With respect to the broader revolutionary movements sweeping the region since January, Egypt provides one of the most transformed cases in a still fluid set of developments. My own view is that we should set aside parallels with Eastern Europe in 1989, where outcomes were highly homogenous and democratic, and instead recall sub-Saharan Africa in the early 1990s. In that region major political upheaval delivered a wide variety of outcomes, ranging from new democracies to re-calibrated autocracies. A second point for this work It is vital that political scientists and their students set aside the comparative politics/international relations division; it is a dated tool for bureaucratic organization within departments that obstructs critical inquiry. A simple paradigm replacement would be thinking in terms of "international politics" or "world politics."

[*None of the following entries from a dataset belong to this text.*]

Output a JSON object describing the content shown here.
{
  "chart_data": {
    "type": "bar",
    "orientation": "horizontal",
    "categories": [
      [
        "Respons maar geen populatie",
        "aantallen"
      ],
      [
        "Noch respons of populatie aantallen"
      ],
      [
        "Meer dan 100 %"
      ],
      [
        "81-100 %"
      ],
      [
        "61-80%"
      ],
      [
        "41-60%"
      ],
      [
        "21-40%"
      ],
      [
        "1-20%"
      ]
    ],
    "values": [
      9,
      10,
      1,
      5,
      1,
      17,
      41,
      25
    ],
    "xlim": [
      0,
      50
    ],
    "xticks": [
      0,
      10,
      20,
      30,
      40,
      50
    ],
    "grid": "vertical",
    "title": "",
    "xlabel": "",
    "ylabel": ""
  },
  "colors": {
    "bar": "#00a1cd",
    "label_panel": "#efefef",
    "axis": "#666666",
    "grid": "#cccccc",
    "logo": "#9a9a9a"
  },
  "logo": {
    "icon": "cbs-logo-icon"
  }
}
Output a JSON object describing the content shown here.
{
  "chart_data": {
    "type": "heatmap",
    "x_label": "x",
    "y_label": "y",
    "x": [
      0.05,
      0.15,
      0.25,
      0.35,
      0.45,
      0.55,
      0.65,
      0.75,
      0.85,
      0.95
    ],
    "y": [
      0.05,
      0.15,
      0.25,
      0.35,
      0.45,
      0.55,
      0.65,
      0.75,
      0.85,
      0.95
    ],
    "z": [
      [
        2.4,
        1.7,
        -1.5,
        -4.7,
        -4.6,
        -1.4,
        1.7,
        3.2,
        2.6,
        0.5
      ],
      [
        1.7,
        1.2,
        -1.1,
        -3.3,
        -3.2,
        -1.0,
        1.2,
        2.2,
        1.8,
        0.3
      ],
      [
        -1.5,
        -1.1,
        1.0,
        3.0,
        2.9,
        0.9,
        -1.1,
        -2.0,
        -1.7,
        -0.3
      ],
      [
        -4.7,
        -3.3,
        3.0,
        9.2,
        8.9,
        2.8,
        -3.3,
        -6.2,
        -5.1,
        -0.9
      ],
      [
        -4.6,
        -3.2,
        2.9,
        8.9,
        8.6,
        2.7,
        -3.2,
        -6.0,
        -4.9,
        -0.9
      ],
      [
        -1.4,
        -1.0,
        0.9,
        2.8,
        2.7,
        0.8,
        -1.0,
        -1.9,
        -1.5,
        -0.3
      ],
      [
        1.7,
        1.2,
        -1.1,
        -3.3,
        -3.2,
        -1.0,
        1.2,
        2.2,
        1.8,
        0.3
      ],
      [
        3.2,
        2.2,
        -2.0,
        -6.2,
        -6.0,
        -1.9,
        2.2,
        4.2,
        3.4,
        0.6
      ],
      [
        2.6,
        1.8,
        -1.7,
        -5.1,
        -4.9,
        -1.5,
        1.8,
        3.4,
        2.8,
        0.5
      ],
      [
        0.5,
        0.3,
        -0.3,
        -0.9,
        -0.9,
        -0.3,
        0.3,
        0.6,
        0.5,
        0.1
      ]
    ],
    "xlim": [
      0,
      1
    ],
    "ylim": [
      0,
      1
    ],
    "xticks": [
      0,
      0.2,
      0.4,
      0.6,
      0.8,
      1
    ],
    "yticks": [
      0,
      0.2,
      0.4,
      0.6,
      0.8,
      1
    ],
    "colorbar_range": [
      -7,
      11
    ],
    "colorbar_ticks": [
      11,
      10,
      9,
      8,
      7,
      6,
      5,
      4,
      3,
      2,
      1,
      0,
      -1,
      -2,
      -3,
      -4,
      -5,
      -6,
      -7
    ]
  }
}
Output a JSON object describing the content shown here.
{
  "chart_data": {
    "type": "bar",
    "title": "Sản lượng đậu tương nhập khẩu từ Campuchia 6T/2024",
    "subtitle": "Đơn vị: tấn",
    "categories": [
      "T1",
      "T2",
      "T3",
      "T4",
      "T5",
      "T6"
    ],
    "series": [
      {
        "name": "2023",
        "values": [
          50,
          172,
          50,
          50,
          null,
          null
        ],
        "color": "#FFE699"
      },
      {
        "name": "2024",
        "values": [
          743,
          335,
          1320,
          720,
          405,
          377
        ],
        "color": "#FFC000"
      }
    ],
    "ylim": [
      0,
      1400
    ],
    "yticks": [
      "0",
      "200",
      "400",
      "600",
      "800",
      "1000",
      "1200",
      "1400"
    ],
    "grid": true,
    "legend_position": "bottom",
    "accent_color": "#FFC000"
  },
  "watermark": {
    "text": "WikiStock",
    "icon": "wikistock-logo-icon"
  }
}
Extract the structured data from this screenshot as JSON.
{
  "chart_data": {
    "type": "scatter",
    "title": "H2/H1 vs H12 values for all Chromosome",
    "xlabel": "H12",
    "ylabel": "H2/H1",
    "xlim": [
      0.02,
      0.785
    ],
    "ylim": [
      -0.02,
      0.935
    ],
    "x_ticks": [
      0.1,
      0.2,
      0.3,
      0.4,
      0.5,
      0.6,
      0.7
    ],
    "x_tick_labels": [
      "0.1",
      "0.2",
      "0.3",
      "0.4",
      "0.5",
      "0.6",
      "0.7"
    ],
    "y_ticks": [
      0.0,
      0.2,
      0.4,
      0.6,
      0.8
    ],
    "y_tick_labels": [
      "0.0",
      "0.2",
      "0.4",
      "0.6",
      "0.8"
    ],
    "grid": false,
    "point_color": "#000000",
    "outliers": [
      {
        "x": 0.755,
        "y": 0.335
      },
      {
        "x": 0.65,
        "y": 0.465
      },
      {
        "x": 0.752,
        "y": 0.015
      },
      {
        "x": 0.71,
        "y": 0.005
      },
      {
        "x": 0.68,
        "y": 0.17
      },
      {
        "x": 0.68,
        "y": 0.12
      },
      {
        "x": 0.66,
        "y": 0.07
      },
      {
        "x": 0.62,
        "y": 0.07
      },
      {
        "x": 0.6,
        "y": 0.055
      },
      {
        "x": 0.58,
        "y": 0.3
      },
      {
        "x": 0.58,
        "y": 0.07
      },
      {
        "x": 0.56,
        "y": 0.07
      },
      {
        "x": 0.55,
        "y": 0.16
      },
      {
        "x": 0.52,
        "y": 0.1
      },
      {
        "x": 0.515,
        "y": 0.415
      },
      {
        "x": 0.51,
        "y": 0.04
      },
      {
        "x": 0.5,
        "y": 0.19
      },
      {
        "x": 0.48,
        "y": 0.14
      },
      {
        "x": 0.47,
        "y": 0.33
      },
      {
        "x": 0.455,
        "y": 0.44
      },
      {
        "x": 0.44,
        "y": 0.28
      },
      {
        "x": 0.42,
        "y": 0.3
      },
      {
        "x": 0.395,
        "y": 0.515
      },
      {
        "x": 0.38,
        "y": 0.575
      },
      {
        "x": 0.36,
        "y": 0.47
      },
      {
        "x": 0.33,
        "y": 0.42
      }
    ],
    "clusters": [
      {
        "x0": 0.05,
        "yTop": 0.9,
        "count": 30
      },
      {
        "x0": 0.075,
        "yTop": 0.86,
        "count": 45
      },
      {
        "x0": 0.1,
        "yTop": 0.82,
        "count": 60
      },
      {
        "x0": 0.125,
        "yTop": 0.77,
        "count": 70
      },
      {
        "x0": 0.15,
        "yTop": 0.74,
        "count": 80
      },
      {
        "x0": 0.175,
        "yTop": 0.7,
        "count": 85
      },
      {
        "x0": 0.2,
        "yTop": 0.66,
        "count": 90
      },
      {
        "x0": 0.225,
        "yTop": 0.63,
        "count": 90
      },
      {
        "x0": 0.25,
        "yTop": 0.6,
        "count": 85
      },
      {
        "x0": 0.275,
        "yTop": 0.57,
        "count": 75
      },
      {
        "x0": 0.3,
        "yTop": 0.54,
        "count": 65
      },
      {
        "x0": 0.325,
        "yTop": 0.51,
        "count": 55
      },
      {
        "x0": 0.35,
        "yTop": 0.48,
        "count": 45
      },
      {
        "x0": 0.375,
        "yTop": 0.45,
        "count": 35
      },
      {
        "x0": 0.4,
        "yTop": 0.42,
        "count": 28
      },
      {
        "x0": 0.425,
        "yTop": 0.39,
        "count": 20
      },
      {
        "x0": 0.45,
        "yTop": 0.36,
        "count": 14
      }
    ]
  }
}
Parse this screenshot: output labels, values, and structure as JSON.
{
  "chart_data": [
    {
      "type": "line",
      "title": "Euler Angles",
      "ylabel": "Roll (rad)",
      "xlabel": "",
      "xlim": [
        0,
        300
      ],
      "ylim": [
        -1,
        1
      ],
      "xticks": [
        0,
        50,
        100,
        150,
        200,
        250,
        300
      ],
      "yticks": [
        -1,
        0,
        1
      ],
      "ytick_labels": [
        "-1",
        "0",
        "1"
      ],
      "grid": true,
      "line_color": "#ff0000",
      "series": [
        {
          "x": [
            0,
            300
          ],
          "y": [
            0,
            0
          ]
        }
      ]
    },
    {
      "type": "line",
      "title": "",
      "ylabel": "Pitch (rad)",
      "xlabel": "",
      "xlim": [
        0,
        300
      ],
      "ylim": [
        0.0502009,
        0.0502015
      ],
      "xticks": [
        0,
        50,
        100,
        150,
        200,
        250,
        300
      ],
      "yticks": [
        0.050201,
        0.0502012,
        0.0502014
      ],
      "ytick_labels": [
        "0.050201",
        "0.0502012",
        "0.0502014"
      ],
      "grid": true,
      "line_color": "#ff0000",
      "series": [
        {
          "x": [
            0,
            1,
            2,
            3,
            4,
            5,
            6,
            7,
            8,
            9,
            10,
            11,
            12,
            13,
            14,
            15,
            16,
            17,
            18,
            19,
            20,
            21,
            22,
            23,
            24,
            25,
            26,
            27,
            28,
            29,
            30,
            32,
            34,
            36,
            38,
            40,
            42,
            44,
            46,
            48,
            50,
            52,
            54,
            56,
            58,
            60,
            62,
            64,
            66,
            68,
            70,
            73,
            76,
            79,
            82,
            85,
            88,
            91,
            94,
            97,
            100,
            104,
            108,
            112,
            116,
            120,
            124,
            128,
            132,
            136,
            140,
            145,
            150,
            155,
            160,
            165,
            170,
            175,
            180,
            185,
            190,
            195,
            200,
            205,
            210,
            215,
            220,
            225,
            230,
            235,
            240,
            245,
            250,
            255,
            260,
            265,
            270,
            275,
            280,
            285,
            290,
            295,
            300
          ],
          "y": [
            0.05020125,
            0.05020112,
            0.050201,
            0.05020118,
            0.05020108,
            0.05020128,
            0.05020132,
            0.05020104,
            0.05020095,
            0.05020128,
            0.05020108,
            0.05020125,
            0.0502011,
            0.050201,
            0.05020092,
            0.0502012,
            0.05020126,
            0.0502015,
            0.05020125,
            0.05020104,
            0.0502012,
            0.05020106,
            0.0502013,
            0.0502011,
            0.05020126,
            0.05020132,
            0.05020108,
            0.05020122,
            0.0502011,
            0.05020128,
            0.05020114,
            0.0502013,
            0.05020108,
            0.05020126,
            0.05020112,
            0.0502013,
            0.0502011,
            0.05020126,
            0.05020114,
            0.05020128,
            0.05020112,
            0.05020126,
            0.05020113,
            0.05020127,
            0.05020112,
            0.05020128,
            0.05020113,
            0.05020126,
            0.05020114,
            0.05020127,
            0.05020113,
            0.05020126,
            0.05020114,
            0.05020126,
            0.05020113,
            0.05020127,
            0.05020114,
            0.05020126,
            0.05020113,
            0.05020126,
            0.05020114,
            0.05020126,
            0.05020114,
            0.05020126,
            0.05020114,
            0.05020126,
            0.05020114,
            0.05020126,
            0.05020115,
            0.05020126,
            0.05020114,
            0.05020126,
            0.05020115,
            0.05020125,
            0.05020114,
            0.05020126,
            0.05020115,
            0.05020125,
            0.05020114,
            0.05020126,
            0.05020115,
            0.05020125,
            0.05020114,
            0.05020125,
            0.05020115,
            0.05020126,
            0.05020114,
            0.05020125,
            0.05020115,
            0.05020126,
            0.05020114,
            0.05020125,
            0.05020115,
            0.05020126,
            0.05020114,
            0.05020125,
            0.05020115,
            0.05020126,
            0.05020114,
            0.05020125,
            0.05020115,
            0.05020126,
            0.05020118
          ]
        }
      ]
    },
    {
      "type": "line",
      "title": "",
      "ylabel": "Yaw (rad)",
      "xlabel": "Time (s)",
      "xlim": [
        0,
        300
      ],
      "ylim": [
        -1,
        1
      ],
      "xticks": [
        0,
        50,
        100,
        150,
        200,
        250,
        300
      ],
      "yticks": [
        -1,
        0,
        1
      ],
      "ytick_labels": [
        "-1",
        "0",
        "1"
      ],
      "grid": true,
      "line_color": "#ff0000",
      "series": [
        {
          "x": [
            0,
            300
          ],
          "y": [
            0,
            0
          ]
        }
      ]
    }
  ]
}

One of the most helpful pedagogical gains from the uprisings is that it underscores the anti-essentialist tenet of recognizing how Arabs represent themselves and speak for themselves: they do not need western surrogates speaking on their behalf, much less portraying them in tendentious terms. It would be interesting to see how students now respond to core texts from Edward Said and Bernard "Arabs don't revolt, they just get aroused" Lewis. In closing I would just add that it is a bit difficult to say how this year's events will affect my scholarship and teaching because we do not yet have outcomes. For example, if a SCAF proxy wins Egypt's presidential election and continues ruling under Emergency Law-like strictures, we may see much more continuity than the dramatic ouster of Mubarak implied.